Finding the Right Pollen
Much like any other food, finding bee pollen from a local sources is very important. It is also key to make sure the bees that the pollen is derived from have not been treated with pesticides or other chemicals that will be harmful to both the benefits of the pollen and to you as the consumer. It can be found in both granule form or powder form, though they are essentially the same exact product, just in different form. I personally take granulated bee pollen from a farm not far away here in Nashville, TN. Though you can add it to smoothies or sprinkle it over a salad, I choose to take it straight by eating it off of a spoon so I can gauge my bodies reaction. It is recommended for those with allergies, whether in the form of hay fever or anaphylaxis, and everything inbetween, to work up your dose of bee pollen very slowly (say 2-3 granules at first). Personally, despite having a mast cell activation disorder caused by a primary immunodeficiency, I was able to start with a does of ½ tsp. It has been a few weeks and I am up to 1 tbsp with no issues. Though there is no “limit” per say, to how much one should take per day, 3-4 tbsp is typically considered to be a good amount to aim for.
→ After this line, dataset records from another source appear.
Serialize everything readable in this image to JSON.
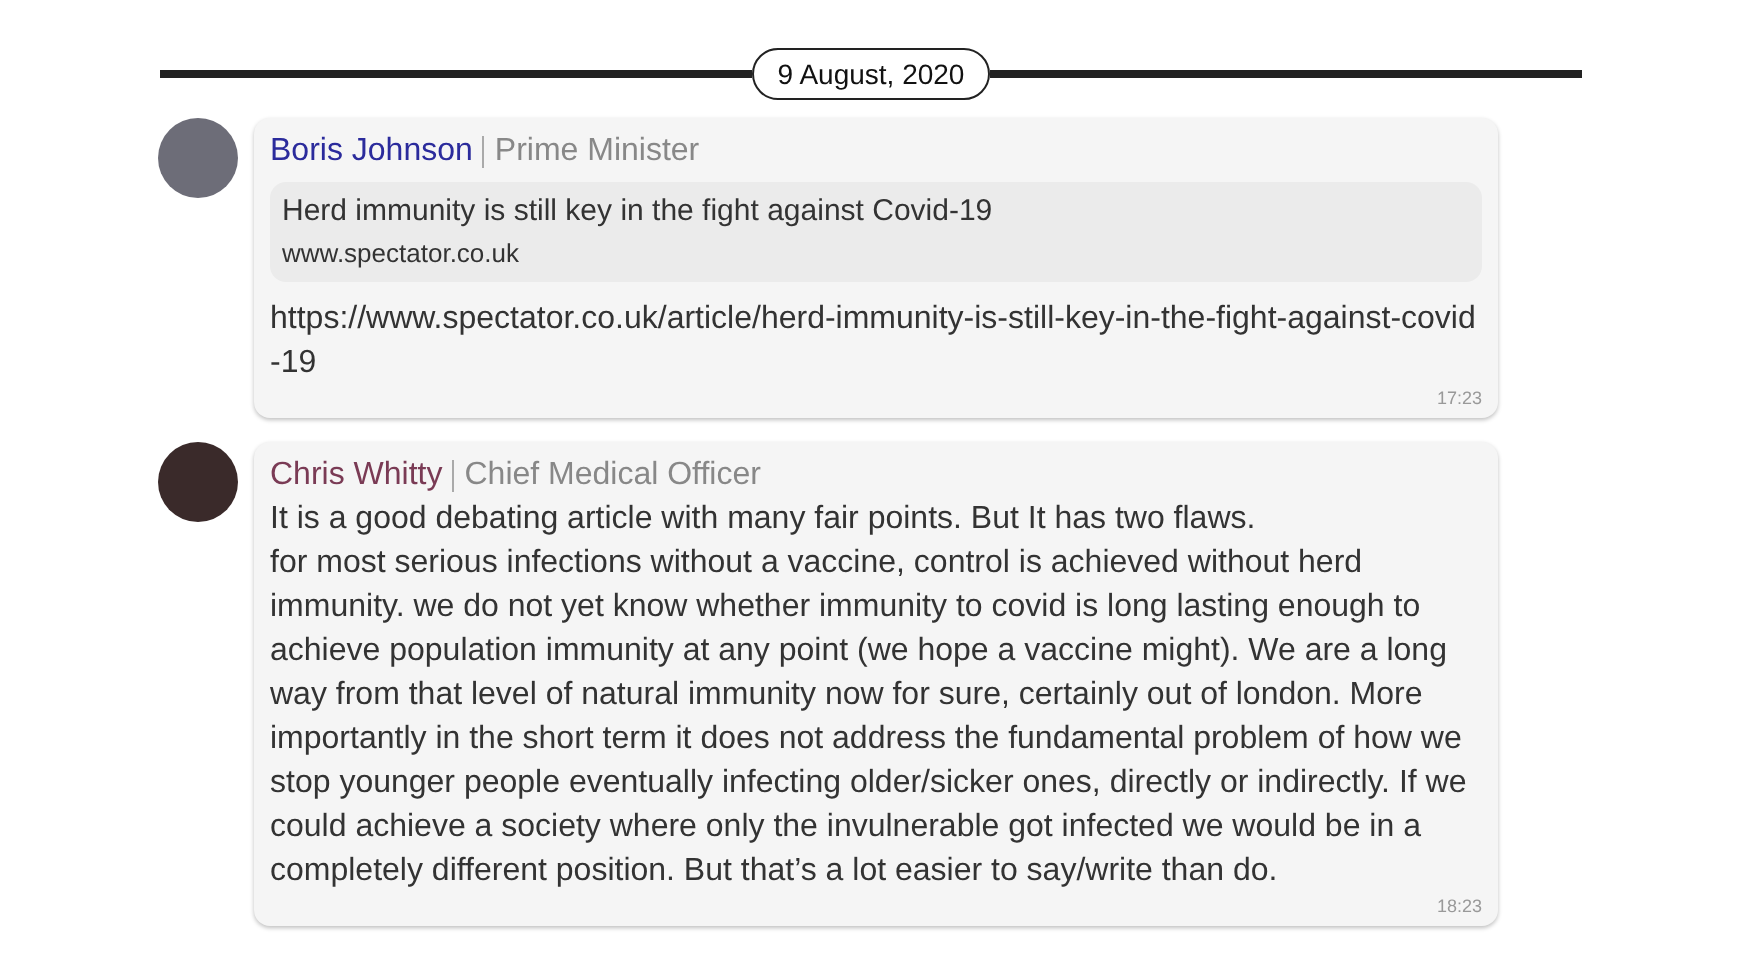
{
  "date_divider": "9 August, 2020",
  "messages": [
    {
      "author": "Boris Johnson",
      "role": "Prime Minister",
      "color": "#2b2b9c",
      "link_preview": {
        "title": "Herd immunity is still key in the fight against Covid-19",
        "site": "www.spectator.co.uk"
      },
      "text": "https://www.spectator.co.uk/article/herd-immunity-is-still-key-in-the-fight-against-covid-19",
      "time": "17:23"
    },
    {
      "author": "Chris Whitty",
      "role": "Chief Medical Officer",
      "color": "#7a3b55",
      "text": "It is a good debating article with many fair points. But It has two flaws.\nfor most serious infections without a vaccine, control is achieved without herd immunity. we do not yet know whether immunity to covid is long lasting enough to achieve population immunity at any point (we hope a vaccine might). We are a long way from that level of natural immunity now for sure, certainly out of london. More importantly in the short term it does not address the fundamental problem of how we stop younger people eventually infecting older/sicker ones, directly or indirectly. If we could achieve a society where only the invulnerable got infected we would be in a completely different position. But that’s a lot easier to say/write than do.",
      "time": "18:23"
    }
  ]
}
In the end, bee pollen is incredibly nutritive to the body. With such a healing chemical structure, I could write multiple posts simply discussing all of the benefits being studied. For this reason, I have included a few great resources below, as well as some informative articles linked throughout the text above. In the end, if you haven’t given pollen a chance, there is no better time than now to try!
Disclaimer: I am in no way a registered medical doctor able to diagnose or treat disease. I am simply presenting health information as I have been taught and learned, leaving how one interprets it up to the individual.
Joel 2:23 “Be glad then, you children of Zion, And rejoice in the Lord your God; For He has given you the former rain faithfully, And He will cause the rain to come down for you— The former rain, And the latter rain in the first month.”